妹は綺麗な金髪と紫暗の瞳を持ち、元気な産声をあげていた。
しかし銀髪を持つ兄は産声一つあげずに、自分を産んだ母を薄緑色の瞳でジッと見つめていた。
助産婦は二人を取り上げたあと倒れて死んでいるかのようにピクリとも動かない。
そして母―――――香藍は驚愕で瞳を見開いたまま身動き一つしなかった。
いや、出来なかったのだ。
生まれたての赤ん坊の、寒気をも感じさせる冷たい薄緑色の瞳に見つめられただけで。
不意に、赤ん坊が光り輝いた。
あまりの眩しさに香藍が目をきつく瞑る。
再び瞳を開いたときそこにいたのは一人の少年。
歳は12、3歳ぐらいだろうか。
銀髪に薄緑の瞳で香藍は直ぐに我が子だと分かった。
少年は妹を抱き厳重に布にくるめると香藍に無言で頭を下げ扉へと向かう。
「…女の子は紫苑。男の子は緑苑よ」
何を言っても無駄だと察したのか香藍は静かに二人の名前を告げた。
少年――――緑苑は驚いて振り返る。
「貴方たちを見ていたら自然と浮かんできたわ。…これを持っていって」
産後で体力が全く残っていない身体を酷使して香藍はそばに置いてあった袋を投げた。
袋の中身を覗いてみると中には赤い数珠が一つと、二つの十字架のネックレスが入っていた。

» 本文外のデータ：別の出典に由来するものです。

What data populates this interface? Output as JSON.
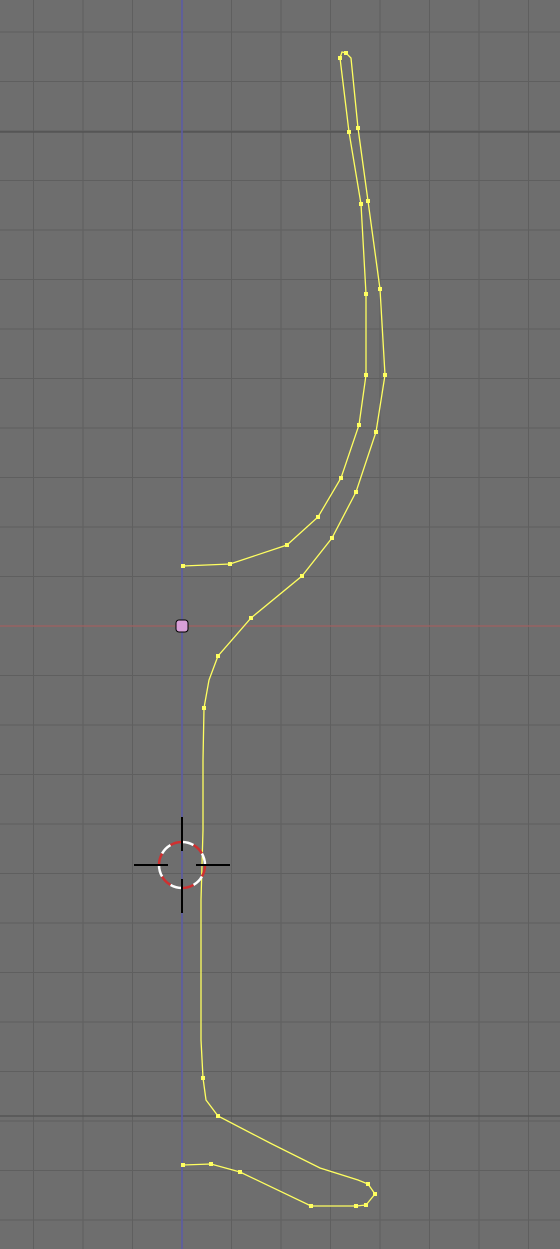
{
  "viewport": {
    "view": "3d-viewport-edit-mode",
    "background_color": "#6e6e6e",
    "grid_color": "#5f5f5f",
    "grid_major_color": "#505050",
    "x_axis_color": "#a06060",
    "z_axis_color": "#5a5aa8"
  },
  "profile_curve": {
    "color": "#ffff60",
    "vertex_color": "#ffff60"
  },
  "object_origin": {
    "color": "#d8a0d8"
  },
  "cursor_3d": {
    "ring_colors": [
      "#d03030",
      "#ffffff"
    ],
    "crosshair_color": "#000000"
  }
}
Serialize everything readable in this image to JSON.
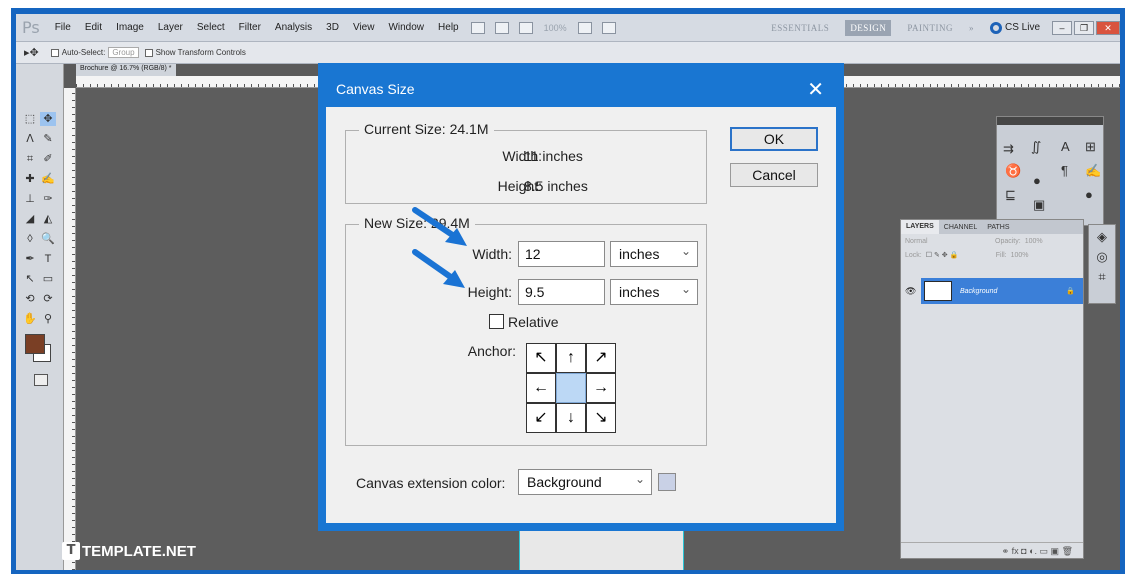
{
  "app": {
    "logo": "Ps",
    "menu": [
      "File",
      "Edit",
      "Image",
      "Layer",
      "Select",
      "Filter",
      "Analysis",
      "3D",
      "View",
      "Window",
      "Help"
    ],
    "zoom": "100%",
    "workspaces": [
      "ESSENTIALS",
      "DESIGN",
      "PAINTING",
      "»"
    ],
    "cslive": "CS Live"
  },
  "options_bar": {
    "auto_select": "Auto-Select:",
    "auto_select_value": "Group",
    "show_transform": "Show Transform Controls"
  },
  "document": {
    "tab": "Brochure @ 16.7% (RGB/8) *"
  },
  "layers_panel": {
    "tabs": [
      "LAYERS",
      "CHANNEL",
      "PATHS"
    ],
    "blend_mode": "Normal",
    "opacity_label": "Opacity:",
    "opacity": "100%",
    "lock_label": "Lock:",
    "fill_label": "Fill:",
    "fill": "100%",
    "layer_name": "Background",
    "footer_icons": "⚭ fx ◘ ◐. ▭ ▣ 🗑"
  },
  "dialog": {
    "title": "Canvas Size",
    "current_size_label": "Current Size: 24.1M",
    "current_width_label": "Width:",
    "current_width_value": "11 inches",
    "current_height_label": "Height:",
    "current_height_value": "8.5 inches",
    "new_size_label": "New Size: 29.4M",
    "width_label": "Width:",
    "width_value": "12",
    "width_unit": "inches",
    "height_label": "Height:",
    "height_value": "9.5",
    "height_unit": "inches",
    "relative_label": "Relative",
    "anchor_label": "Anchor:",
    "anchor_arrows": [
      "↖",
      "↑",
      "↗",
      "←",
      "",
      "→",
      "↙",
      "↓",
      "↘"
    ],
    "extension_label": "Canvas extension color:",
    "extension_value": "Background",
    "extension_swatch": "#c9d1e6",
    "ok_label": "OK",
    "cancel_label": "Cancel"
  },
  "watermark": {
    "logo": "T",
    "text": "TEMPLATE.NET"
  },
  "colors": {
    "accent": "#1976d2",
    "foreground_swatch": "#7a3f25",
    "selected_layer": "#3b7fd8"
  }
}
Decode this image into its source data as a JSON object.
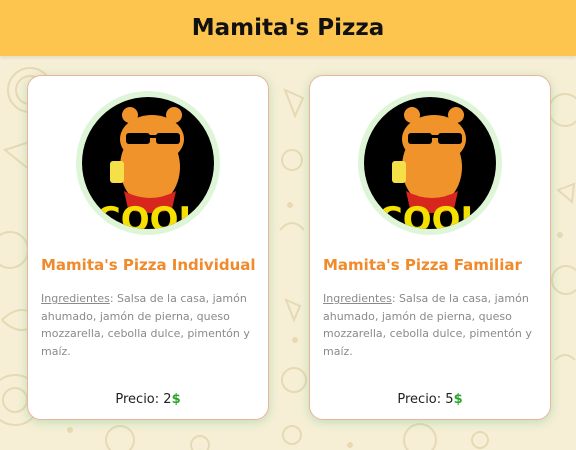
{
  "app": {
    "title": "Mamita's Pizza"
  },
  "products": [
    {
      "name": "Mamita's Pizza Individual",
      "ingredients_label": "Ingredientes",
      "ingredients_text": ": Salsa de la casa, jamón ahumado, jamón de pierna, queso mozzarella, cebolla dulce, pimentón y maíz.",
      "price_label": "Precio: ",
      "price_value": "2",
      "currency": "$",
      "image_text": "COOL"
    },
    {
      "name": "Mamita's Pizza Familiar",
      "ingredients_label": "Ingredientes",
      "ingredients_text": ": Salsa de la casa, jamón ahumado, jamón de pierna, queso mozzarella, cebolla dulce, pimentón y maíz.",
      "price_label": "Precio: ",
      "price_value": "5",
      "currency": "$",
      "image_text": "COOL"
    }
  ],
  "colors": {
    "header": "#fdc44e",
    "accent": "#f08a2a",
    "currency": "#2aa52a",
    "background": "#f6efd6"
  }
}
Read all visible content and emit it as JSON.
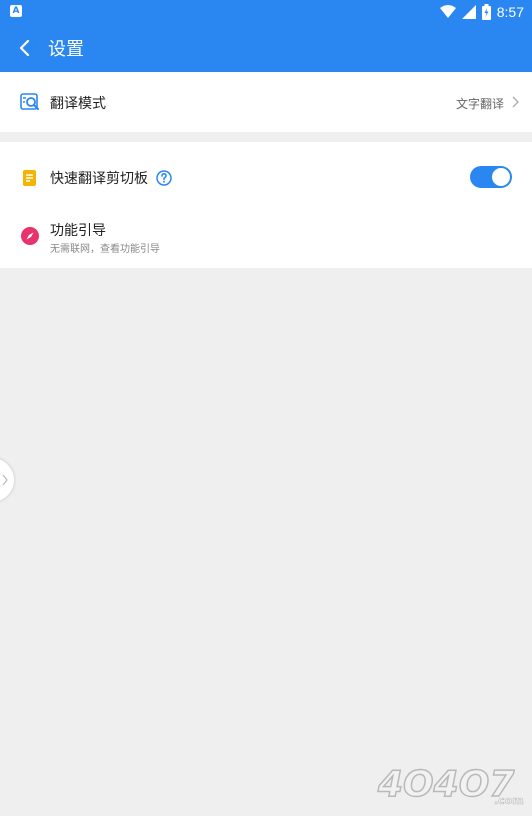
{
  "statusbar": {
    "time": "8:57",
    "left_badge": "A"
  },
  "appbar": {
    "title": "设置"
  },
  "settings": {
    "translate_mode": {
      "label": "翻译模式",
      "value": "文字翻译"
    },
    "quick_clipboard": {
      "label": "快速翻译剪切板",
      "enabled": true
    },
    "feature_guide": {
      "label": "功能引导",
      "subtitle": "无需联网，查看功能引导"
    }
  },
  "watermark": {
    "text": "4O4O7",
    "suffix": ".com"
  },
  "colors": {
    "accent": "#2a87f2",
    "background": "#efefef",
    "clipboard_icon": "#f5b400",
    "guide_icon": "#e8336d"
  }
}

「お守り。どうしても無事に産みたくて。違う神様だけどね」
優しい瞳で彼らを見つめる彼女はもう十七の少女ではなく一人の“母親”だった。
緑苑はしばらく彼女を見つめていたがもう一度お辞儀をすると小屋から出ていった。
背中が扉で見えなくなったとき、香藍は急に疲労感が無くなっていくのを感じた。
そして、自分でも訳が分からず、ただ涙を溢した。